Overview
Sailor-7B: Open Language Model for South-East Asia
Sailor-7B is a 7.7 billion parameter model from the Sailor suite, developed by sail and based on the Qwen 1.5 architecture. This model is uniquely optimized for South-East Asian (SEA) languages, including Indonesian, Thai, Vietnamese, Malay, and Lao, while maintaining proficiency in English and Chinese.
Key Capabilities
- Multilingual Proficiency: Designed to understand and generate text across diverse SEA linguistic landscapes.
- Strong Performance: Benchmarked for tasks such as question answering and commonsense reasoning in SEA languages.
- Robust Training: Continuously pre-trained on 200 billion tokens from a high-quality, deduplicated corpus including SlimPajama, SkyPile, CC100, and MADLAD-400, with a focus on balancing language weights.

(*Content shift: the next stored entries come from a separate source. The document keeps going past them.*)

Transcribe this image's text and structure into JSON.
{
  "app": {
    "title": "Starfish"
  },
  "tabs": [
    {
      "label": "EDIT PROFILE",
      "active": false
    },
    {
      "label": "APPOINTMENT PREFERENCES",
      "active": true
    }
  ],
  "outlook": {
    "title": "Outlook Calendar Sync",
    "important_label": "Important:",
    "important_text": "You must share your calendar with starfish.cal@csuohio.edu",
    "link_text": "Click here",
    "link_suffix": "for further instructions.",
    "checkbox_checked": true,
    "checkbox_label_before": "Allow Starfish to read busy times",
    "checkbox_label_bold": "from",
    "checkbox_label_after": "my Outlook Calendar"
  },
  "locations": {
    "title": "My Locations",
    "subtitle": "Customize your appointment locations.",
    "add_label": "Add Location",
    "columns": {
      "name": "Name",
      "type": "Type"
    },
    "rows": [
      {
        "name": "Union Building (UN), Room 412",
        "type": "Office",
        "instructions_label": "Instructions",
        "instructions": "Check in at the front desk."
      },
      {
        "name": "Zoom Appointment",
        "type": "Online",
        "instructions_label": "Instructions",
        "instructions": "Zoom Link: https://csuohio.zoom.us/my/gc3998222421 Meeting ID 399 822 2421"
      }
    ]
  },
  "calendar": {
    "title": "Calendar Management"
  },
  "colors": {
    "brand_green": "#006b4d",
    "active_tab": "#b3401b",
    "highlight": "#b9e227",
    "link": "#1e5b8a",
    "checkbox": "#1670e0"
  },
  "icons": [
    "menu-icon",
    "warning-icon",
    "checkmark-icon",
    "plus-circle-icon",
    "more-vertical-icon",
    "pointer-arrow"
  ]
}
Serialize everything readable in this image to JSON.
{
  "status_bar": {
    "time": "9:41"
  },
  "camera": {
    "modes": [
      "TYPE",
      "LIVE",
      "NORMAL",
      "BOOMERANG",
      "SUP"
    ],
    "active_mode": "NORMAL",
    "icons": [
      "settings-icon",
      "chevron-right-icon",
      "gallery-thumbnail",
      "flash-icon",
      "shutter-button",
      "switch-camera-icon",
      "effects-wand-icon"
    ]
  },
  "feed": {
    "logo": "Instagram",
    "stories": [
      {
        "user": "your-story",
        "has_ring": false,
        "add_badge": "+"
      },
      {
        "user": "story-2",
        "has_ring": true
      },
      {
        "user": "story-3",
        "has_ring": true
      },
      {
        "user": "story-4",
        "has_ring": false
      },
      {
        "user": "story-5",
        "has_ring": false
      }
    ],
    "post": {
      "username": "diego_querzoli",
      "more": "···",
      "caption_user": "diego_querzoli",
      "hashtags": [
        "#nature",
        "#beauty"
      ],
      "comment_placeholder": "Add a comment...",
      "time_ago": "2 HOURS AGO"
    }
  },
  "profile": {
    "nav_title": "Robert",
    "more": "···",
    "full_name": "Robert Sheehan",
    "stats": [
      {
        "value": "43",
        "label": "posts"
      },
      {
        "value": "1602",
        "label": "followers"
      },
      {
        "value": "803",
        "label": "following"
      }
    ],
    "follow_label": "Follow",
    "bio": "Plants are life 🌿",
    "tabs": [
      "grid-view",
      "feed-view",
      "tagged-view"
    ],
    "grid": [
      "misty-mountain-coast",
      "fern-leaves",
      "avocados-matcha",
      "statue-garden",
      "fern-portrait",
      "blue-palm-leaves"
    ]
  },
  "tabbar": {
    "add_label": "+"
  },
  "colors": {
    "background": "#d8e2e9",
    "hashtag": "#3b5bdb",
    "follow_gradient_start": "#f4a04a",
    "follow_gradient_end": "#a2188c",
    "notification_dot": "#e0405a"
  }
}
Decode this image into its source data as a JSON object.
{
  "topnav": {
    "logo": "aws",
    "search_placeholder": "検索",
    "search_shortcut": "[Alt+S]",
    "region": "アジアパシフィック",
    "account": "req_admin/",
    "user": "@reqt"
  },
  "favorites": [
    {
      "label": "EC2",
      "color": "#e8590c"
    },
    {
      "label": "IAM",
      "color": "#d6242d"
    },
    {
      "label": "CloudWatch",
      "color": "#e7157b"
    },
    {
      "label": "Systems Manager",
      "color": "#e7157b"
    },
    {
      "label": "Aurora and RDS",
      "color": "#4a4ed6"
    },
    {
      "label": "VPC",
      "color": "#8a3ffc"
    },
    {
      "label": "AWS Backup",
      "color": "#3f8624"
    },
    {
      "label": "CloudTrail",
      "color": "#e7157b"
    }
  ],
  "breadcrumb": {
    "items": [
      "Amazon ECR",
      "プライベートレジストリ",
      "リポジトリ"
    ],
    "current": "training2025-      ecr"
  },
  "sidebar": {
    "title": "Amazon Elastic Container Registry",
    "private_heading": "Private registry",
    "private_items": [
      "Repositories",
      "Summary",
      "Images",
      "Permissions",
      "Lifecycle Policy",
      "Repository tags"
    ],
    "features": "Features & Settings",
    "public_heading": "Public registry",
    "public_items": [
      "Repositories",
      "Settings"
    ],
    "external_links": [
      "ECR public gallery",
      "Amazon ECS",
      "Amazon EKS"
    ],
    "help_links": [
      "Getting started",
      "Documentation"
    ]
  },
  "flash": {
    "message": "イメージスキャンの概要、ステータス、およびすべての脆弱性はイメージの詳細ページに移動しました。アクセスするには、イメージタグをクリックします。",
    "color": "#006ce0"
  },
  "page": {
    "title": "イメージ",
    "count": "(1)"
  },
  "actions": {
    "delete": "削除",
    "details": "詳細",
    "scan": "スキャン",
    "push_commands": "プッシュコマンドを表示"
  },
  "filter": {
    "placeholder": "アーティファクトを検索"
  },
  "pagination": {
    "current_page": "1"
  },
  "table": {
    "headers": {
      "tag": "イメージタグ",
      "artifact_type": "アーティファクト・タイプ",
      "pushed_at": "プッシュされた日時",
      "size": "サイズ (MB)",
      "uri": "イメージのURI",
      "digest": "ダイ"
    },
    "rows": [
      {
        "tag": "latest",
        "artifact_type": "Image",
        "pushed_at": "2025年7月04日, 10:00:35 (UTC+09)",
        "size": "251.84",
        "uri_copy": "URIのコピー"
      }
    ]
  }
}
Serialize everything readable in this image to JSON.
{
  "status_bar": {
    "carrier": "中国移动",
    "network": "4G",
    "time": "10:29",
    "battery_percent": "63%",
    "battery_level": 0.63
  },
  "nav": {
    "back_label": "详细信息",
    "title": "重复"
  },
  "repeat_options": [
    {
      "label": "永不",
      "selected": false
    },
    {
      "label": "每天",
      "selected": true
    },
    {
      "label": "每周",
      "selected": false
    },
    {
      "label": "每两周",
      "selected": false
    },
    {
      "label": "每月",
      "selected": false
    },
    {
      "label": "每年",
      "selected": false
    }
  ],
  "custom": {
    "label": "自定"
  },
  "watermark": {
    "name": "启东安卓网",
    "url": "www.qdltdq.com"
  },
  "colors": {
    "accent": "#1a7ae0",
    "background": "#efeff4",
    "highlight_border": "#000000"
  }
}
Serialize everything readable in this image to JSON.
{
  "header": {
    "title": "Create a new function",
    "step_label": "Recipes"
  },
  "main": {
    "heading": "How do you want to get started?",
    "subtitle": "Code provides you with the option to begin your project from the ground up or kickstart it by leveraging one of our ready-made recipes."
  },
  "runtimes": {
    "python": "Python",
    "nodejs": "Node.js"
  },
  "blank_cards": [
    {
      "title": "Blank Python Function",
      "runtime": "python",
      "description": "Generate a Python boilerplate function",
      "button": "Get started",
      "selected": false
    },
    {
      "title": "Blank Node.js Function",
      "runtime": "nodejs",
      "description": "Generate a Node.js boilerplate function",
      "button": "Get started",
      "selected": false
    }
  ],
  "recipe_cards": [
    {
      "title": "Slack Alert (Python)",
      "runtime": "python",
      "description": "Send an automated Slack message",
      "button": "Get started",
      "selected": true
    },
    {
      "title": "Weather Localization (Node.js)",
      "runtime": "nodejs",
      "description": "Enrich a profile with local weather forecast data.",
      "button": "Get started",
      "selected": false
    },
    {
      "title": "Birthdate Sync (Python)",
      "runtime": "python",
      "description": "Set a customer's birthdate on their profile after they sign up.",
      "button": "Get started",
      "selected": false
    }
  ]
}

- Instruction-Tuned Variants: Base models are further fine-tuned with open-source datasets to create instruction-following 'Sailor-Chat' versions.
Good For
- Applications requiring high-quality language understanding and generation in Indonesian, Thai, Vietnamese, Malay, and Lao.
- Research and commercial use under the Apache 2.0 License, with specific considerations for Qwen's license for large-scale commercial deployments (over 100 million monthly active users).
- Developers looking for a model with a 32768 token context length optimized for the linguistic nuances of the SEA region.